In an email to 1819 News, a university spokeswoman said that the group message in question was not the official group message of the BSU. Though the group message is titled "AU Connect: Brought to you by The Throwdown" and contains an Auburn logo, as seen on the screenshots obtained by 1819 News, the spokeswoman also said that the group "includes hundreds of people from multiple universities."

The spokeswoman stated that the university's Office of Affirmative Action and Equal Employment is investigating the matter.

Heard initially reported the leaked information to Turning Point USA (TPUSA), a conservative campus organization that published a short article about the findings. 

In the editorial, The Plainsman's editorial board insisted that racial slurs against white people did not carry the same weight as racial slurs against black people and encouraged readers to ignore the outrage over the incident and, instead, focus on honoring Black History Month.

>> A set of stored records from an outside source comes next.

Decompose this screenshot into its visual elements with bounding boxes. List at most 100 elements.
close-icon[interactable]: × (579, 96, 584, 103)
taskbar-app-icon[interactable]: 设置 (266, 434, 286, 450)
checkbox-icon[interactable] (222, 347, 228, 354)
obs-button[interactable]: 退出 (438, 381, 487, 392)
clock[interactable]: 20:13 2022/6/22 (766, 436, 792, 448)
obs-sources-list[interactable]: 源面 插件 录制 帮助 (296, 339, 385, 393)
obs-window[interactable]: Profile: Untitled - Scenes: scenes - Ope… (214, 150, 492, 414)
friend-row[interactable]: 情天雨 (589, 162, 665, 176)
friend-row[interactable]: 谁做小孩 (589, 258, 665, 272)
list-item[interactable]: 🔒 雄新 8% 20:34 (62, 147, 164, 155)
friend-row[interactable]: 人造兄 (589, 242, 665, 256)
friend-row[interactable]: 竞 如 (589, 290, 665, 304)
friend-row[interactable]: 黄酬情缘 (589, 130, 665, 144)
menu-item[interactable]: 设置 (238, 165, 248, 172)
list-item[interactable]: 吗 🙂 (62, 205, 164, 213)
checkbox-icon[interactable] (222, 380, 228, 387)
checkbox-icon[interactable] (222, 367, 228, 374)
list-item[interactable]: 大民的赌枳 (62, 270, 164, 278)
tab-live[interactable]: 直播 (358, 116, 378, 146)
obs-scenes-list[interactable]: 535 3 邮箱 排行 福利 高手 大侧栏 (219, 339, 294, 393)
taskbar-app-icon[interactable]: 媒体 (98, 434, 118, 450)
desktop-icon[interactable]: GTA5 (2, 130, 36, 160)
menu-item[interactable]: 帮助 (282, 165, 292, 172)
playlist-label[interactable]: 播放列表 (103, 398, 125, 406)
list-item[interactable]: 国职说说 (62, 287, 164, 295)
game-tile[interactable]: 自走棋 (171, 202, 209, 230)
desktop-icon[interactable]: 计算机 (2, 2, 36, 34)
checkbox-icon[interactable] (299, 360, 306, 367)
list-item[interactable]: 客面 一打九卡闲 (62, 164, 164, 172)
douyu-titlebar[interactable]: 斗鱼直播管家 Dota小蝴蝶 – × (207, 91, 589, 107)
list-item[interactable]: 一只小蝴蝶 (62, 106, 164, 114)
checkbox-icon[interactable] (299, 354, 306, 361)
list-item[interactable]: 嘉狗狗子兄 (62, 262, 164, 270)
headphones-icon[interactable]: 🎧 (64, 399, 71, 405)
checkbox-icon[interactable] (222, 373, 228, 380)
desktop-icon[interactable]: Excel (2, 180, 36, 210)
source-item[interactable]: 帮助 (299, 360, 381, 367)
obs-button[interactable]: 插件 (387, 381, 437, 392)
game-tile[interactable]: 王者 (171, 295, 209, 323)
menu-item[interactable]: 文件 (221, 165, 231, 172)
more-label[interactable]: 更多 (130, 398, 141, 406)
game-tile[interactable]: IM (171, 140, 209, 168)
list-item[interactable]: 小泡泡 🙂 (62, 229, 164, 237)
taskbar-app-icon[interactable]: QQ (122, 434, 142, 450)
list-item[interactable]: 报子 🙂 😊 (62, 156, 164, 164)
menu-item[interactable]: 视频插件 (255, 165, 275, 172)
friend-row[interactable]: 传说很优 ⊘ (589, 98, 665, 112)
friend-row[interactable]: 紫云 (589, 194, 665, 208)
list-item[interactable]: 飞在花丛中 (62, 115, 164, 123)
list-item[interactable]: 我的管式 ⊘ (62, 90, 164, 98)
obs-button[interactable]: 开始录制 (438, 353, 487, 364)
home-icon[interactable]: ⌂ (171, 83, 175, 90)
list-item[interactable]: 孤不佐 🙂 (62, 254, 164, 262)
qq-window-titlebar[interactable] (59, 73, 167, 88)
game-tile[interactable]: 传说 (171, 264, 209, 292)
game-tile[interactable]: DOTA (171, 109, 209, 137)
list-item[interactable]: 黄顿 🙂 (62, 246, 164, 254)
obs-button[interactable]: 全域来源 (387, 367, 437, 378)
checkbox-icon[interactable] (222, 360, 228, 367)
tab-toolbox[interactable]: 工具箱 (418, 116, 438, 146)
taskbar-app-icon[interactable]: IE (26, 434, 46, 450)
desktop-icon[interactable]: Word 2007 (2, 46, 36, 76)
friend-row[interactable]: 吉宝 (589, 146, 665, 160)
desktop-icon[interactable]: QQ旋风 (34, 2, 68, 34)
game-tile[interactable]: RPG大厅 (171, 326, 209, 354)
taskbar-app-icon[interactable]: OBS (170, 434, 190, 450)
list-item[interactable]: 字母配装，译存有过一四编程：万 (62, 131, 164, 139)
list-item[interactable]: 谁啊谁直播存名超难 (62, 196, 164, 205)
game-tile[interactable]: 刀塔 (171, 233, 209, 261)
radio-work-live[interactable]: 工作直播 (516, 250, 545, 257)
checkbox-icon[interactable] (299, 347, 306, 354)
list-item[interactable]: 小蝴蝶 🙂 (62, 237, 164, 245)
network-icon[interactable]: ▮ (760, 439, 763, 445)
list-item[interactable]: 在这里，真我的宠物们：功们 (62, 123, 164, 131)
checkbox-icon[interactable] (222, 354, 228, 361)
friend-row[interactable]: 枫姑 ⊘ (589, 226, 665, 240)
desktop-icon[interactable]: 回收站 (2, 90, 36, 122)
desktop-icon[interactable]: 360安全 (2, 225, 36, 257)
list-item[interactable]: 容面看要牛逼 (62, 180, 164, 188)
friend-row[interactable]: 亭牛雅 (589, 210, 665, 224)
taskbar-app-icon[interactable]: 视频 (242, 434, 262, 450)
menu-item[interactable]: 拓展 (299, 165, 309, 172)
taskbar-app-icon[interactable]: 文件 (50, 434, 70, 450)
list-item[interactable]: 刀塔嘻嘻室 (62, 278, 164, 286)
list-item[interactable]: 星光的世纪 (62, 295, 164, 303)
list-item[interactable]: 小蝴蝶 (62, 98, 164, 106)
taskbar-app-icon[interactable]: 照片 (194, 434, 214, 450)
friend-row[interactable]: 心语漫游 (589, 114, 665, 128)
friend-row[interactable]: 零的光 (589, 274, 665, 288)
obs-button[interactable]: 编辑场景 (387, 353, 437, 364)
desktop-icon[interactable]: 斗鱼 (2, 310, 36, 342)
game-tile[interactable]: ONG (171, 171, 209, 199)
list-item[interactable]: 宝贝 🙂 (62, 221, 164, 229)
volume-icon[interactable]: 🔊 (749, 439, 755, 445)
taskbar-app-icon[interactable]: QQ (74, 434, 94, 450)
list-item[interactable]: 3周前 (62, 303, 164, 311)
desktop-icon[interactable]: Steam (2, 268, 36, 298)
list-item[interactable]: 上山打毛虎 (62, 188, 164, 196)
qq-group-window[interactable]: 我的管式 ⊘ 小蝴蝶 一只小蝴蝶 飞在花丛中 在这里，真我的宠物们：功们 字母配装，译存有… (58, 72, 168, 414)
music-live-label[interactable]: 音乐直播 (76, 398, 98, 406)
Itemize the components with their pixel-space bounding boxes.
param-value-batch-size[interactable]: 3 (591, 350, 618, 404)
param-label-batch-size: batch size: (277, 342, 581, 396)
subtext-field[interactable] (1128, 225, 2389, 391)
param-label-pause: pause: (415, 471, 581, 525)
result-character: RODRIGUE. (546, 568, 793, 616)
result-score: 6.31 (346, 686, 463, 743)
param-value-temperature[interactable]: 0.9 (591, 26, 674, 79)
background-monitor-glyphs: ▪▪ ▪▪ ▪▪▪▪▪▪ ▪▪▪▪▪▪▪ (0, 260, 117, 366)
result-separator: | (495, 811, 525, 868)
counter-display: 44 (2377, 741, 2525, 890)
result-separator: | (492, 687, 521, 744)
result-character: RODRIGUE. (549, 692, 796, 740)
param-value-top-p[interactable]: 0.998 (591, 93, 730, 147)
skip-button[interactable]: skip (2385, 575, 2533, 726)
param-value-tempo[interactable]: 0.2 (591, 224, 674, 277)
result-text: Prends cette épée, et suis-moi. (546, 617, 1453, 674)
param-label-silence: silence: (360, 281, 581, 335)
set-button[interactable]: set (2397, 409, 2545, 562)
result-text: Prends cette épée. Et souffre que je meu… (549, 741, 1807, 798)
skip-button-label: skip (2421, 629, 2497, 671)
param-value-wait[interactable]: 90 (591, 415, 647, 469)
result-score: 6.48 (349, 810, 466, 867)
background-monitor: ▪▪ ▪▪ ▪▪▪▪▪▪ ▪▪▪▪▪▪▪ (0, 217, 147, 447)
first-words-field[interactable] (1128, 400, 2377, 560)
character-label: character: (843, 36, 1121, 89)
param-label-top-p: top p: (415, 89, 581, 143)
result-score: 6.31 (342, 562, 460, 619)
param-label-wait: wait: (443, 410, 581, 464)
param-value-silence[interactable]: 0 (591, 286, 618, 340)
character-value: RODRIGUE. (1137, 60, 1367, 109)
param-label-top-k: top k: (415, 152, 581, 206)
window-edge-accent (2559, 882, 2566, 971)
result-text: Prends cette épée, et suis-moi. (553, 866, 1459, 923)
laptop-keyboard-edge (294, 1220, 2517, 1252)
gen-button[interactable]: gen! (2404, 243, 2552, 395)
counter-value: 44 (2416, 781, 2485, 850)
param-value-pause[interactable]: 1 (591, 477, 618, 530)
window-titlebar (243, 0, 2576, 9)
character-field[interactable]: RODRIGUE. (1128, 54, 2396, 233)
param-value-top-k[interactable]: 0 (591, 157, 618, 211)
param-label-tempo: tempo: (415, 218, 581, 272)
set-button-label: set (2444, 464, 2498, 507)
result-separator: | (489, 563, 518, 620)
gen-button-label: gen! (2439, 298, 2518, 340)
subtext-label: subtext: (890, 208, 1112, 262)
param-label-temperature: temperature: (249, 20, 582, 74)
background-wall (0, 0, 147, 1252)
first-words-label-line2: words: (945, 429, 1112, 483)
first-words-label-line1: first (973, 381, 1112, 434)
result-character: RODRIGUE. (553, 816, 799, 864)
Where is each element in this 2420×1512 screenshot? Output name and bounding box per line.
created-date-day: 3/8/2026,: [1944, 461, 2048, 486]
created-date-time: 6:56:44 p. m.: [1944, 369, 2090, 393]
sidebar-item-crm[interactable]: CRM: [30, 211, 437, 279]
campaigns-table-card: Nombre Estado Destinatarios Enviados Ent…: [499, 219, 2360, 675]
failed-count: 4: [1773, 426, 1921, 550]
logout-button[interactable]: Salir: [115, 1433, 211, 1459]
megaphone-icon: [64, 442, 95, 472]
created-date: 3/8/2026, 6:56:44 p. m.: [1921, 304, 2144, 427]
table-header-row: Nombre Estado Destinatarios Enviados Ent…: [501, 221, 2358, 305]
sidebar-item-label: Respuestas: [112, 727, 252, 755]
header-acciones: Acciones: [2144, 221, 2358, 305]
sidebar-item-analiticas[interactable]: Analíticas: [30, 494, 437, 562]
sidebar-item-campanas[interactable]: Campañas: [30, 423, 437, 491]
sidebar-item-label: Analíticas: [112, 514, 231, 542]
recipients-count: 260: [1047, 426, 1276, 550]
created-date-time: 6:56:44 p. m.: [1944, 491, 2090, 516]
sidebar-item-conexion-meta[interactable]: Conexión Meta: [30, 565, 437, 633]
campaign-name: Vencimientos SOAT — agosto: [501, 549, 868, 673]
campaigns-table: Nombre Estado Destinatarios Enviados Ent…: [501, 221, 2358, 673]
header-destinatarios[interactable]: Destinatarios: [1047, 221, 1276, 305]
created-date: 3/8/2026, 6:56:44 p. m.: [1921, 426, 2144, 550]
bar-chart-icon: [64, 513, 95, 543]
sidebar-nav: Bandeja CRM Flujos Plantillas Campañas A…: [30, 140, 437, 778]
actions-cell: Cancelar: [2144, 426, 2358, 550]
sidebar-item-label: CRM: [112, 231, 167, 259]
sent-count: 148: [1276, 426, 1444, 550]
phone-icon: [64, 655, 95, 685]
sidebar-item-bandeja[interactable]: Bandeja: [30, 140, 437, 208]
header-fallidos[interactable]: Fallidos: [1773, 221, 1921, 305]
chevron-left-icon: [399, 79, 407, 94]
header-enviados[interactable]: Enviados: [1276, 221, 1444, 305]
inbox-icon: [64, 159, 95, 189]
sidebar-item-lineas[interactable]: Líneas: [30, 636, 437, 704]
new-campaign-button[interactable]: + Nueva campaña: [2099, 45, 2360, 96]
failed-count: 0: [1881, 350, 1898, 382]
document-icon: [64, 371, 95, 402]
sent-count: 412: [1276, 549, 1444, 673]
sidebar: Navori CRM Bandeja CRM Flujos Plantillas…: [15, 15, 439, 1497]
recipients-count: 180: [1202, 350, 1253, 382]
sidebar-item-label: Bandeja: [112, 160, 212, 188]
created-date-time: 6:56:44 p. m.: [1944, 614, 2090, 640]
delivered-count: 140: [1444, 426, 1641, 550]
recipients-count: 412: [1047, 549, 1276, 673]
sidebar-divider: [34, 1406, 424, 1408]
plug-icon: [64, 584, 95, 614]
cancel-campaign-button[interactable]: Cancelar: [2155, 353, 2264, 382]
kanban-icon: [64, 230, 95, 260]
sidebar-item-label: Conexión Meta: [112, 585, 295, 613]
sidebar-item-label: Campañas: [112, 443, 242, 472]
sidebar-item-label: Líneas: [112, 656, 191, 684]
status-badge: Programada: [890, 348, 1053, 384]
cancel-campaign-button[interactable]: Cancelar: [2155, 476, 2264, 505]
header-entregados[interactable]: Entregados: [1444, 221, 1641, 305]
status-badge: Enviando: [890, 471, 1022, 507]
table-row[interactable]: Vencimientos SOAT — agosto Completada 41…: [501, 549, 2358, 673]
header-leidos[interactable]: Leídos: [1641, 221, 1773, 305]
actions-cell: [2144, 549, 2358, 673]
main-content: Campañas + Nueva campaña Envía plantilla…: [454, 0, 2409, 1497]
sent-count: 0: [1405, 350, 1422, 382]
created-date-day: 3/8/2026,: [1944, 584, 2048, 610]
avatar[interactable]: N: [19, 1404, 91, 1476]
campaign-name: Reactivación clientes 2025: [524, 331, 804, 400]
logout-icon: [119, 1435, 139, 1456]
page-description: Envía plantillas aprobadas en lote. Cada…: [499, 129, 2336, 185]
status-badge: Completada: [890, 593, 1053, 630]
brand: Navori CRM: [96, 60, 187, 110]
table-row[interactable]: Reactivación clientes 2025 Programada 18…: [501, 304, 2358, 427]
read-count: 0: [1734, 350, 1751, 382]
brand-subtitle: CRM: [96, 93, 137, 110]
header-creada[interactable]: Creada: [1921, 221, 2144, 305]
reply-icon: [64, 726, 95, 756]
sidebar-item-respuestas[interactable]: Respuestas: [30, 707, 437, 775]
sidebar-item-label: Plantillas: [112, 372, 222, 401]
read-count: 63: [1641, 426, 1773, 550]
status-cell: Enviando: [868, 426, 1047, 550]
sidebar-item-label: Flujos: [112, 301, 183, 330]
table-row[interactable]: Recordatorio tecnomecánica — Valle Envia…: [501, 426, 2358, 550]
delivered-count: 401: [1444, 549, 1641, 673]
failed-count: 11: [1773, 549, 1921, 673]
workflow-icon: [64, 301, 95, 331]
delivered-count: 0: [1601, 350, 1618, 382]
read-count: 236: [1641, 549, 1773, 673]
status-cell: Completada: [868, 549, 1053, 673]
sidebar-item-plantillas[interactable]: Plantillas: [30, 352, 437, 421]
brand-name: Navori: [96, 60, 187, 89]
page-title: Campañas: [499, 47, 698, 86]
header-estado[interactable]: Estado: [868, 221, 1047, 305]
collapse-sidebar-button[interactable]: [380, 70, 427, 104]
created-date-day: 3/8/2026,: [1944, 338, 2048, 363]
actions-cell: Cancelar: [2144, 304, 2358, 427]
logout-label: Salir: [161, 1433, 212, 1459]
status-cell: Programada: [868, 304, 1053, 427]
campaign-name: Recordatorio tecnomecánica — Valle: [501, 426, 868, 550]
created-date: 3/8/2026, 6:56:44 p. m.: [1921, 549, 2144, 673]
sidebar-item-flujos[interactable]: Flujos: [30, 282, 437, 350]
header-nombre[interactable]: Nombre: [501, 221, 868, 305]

"It seems that, for the most part, everyone is in agreement that a Google document of 'anti-white racial slurs' is in no way, shape or form the same as the historic systematic and structural racism that has produced the type of racial slurs Black people have had to endure for centuries," the editorial read. "...Instead of spoon-feeding our readers all of the ways that this incident is not at all comparable to if the opposite were true, The Plainsman encourages our readers to remember the importance of Black History Month and engage in events that recognize it."